Too allow table accesses to be not directly dependent on heap, several
new abstractions are needed. Specifically:
1) Heap scans need to be generalized into table scans. Do this by
introducing TableScanDesc, which will be the "base class" for
individual AMs. This contains the AM independent fields from
HeapScanDesc.
The previous heap_{beginscan,rescan,endscan} et al. have been
replaced with a table_ version.
There's no direct replacement for heap_getnext(), as that returned
a HeapTuple, which is undesirable for a other AMs. Instead there's
table_scan_getnextslot(). But note that heap_getnext() lives on,
it's still used widely to access catalog tables.
This is achieved by new scan_begin, scan_end, scan_rescan,
scan_getnextslot callbacks.
2) The portion of parallel scans that's shared between backends need
to be able to do so without the user doing per-AM work. To achieve
that new parallelscan_{estimate, initialize, reinitialize}
callbacks are introduced, which operate on a new
ParallelTableScanDesc, which again can be subclassed by AMs.

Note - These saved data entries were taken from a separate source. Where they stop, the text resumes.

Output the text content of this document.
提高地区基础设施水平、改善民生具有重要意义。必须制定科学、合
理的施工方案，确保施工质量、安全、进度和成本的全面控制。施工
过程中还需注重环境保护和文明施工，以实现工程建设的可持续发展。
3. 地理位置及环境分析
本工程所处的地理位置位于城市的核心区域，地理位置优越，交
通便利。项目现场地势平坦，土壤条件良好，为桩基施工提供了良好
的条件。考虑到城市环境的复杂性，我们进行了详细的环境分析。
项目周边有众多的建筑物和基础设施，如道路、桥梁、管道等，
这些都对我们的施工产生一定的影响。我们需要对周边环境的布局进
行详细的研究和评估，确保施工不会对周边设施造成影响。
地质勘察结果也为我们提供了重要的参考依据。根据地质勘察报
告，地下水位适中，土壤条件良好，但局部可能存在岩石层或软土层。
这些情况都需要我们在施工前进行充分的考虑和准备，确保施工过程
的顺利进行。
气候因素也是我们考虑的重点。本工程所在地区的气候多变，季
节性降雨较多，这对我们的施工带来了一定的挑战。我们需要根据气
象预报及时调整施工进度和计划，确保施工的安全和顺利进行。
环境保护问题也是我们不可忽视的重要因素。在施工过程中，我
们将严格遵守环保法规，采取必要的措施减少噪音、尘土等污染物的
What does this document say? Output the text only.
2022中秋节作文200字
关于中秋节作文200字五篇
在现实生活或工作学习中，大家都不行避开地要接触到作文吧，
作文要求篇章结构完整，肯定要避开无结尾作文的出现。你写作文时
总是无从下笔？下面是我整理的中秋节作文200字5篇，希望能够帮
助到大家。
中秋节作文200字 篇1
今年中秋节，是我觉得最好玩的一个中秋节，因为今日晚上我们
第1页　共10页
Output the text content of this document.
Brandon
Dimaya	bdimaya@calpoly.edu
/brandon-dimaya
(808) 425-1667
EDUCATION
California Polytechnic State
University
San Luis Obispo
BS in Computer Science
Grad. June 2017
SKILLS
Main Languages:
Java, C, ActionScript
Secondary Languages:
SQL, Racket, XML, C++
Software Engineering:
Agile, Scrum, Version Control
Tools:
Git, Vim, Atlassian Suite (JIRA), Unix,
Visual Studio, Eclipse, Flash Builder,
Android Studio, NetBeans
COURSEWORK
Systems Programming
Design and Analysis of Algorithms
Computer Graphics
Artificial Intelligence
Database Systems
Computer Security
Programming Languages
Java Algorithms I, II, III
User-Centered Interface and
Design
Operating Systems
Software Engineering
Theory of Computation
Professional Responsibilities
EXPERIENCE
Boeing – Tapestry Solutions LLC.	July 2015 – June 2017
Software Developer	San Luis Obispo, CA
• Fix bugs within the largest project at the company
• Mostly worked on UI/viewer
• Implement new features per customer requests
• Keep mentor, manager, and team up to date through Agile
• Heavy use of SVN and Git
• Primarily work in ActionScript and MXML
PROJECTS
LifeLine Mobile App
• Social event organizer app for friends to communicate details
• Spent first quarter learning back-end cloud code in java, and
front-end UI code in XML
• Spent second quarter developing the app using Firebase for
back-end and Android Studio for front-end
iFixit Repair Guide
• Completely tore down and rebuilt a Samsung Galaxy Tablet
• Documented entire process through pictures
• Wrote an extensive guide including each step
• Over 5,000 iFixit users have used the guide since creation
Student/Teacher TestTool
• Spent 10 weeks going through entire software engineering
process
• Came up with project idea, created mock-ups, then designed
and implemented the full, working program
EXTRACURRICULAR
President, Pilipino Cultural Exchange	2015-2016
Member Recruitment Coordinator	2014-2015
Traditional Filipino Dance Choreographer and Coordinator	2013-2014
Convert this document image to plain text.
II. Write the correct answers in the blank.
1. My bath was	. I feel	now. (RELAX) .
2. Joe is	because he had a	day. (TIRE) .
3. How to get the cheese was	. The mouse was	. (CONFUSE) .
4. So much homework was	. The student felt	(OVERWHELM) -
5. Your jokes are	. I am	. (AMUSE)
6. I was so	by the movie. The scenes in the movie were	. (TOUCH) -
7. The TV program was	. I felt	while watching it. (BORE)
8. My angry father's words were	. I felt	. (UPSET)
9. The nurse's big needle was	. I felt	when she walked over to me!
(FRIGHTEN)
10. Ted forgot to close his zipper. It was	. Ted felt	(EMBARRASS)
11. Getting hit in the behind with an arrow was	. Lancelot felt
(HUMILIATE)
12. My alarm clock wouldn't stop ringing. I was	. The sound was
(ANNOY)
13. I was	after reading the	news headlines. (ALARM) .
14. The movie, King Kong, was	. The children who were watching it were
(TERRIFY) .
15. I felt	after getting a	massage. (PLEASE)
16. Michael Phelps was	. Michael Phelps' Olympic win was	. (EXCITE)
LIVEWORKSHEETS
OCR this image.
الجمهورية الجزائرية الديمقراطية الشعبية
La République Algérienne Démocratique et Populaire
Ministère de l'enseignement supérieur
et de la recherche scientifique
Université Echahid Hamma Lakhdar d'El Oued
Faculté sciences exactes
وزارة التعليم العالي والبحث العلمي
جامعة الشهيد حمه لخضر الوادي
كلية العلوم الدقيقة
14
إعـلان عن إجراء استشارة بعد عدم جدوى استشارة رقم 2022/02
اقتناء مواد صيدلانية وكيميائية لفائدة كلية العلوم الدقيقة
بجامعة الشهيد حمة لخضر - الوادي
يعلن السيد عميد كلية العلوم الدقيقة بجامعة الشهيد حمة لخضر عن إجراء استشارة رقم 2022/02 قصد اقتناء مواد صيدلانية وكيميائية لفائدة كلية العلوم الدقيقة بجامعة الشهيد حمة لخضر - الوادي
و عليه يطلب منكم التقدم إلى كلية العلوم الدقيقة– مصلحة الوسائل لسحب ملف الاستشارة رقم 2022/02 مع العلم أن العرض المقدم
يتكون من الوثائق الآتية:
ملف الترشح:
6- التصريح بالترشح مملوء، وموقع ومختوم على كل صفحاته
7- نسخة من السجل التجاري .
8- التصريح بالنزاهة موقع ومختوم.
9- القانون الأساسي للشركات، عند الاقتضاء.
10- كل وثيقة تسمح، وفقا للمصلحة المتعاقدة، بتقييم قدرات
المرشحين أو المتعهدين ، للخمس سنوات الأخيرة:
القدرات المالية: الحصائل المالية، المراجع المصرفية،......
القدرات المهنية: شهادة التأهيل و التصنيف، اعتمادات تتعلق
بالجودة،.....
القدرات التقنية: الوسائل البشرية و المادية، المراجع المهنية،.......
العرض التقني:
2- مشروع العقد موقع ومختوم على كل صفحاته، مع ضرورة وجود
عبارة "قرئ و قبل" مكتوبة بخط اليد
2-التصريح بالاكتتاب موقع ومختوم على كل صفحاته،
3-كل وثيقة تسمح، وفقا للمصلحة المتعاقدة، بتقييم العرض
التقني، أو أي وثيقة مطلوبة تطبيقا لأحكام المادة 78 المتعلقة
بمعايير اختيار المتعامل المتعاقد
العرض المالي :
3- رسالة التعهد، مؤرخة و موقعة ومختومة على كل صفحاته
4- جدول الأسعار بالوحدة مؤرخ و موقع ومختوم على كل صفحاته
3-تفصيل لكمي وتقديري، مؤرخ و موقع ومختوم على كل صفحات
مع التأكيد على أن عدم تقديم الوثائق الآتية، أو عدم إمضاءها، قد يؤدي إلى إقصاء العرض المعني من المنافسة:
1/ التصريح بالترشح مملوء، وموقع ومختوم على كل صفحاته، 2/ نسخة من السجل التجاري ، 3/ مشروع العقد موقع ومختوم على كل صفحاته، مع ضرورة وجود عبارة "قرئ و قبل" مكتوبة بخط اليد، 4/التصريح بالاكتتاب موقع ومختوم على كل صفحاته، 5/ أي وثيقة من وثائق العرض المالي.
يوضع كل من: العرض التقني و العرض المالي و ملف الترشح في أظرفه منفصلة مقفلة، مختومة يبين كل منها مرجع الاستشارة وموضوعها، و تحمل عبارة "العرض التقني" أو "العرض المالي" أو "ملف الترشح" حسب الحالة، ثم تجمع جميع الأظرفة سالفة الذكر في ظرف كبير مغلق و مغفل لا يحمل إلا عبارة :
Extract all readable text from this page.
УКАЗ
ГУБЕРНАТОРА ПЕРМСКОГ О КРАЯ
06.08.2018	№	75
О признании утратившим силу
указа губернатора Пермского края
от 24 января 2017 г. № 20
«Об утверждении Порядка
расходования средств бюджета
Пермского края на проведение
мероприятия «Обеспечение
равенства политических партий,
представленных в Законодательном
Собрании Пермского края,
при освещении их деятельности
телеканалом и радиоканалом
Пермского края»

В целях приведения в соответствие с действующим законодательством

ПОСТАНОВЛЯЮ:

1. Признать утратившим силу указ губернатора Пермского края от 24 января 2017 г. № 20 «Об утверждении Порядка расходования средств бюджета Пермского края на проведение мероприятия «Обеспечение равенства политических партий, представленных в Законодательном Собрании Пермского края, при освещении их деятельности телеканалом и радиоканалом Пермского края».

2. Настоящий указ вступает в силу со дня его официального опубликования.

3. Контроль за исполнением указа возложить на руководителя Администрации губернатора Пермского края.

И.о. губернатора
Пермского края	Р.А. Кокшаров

As it is likely that several AMs are going to be block oriented,
block oriented callbacks that can be shared between such AMs are
provided and used by heap. table_block_parallelscan_{estimate,
intiialize, reinitialize} as callbacks, and
table_block_parallelscan_{nextpage, init} for use in AMs. These
operate on a ParallelBlockTableScanDesc.
3) Index scans need to be able to access tables to return a tuple, and
there needs to be state across individual accesses to the heap to
store state like buffers. That's now handled by introducing a
sort-of-scan IndexFetchTable, which again is intended to be
subclassed by individual AMs (for heap IndexFetchHeap).
The relevant callbacks for an AM are index_fetch_{end, begin,
reset} to create the necessary state, and index_fetch_tuple to
retrieve an indexed tuple. Note that index_fetch_tuple
implementations need to be smarter than just blindly fetching the
tuples for AMs that have optimizations similar to heap's HOT - the
currently alive tuple in the update chain needs to be fetched if
appropriate.
Similar to table_scan_getnextslot(), it's undesirable to continue
to return HeapTuples. Thus index_fetch_heap (might want to rename
that later) now accepts a slot as an argument. Core code doesn't
have a lot of call sites performing index scans without going
through the systable_* API (in contrast to loads of heap_getnext
calls and working directly with HeapTuples).
Index scans now store the result of a search in
IndexScanDesc->xs_heaptid, rather than xs_ctup->t_self. As the
target is not generally a HeapTuple anymore that seems cleaner.
To be able to sensible adapt code to use the above, two further
callbacks have been introduced:
a) slot_callbacks returns a TupleTableSlotOps* suitable for creating
slots capable of holding a tuple of the AMs
type. table_slot_callbacks() and table_slot_create() are based
upon that, but have additional logic to deal with views, foreign
tables, etc.
While this change could have been done separately, nearly all the
call sites that needed to be adapted for the rest of this commit
also would have been needed to be adapted for
table_slot_callbacks(), making separation not worthwhile.
b) tuple_satisfies_snapshot checks whether the tuple in a slot is
currently visible according to a snapshot. That's required as a few
places now don't have a buffer + HeapTuple around, but a
slot (which in heap's case internally has that information).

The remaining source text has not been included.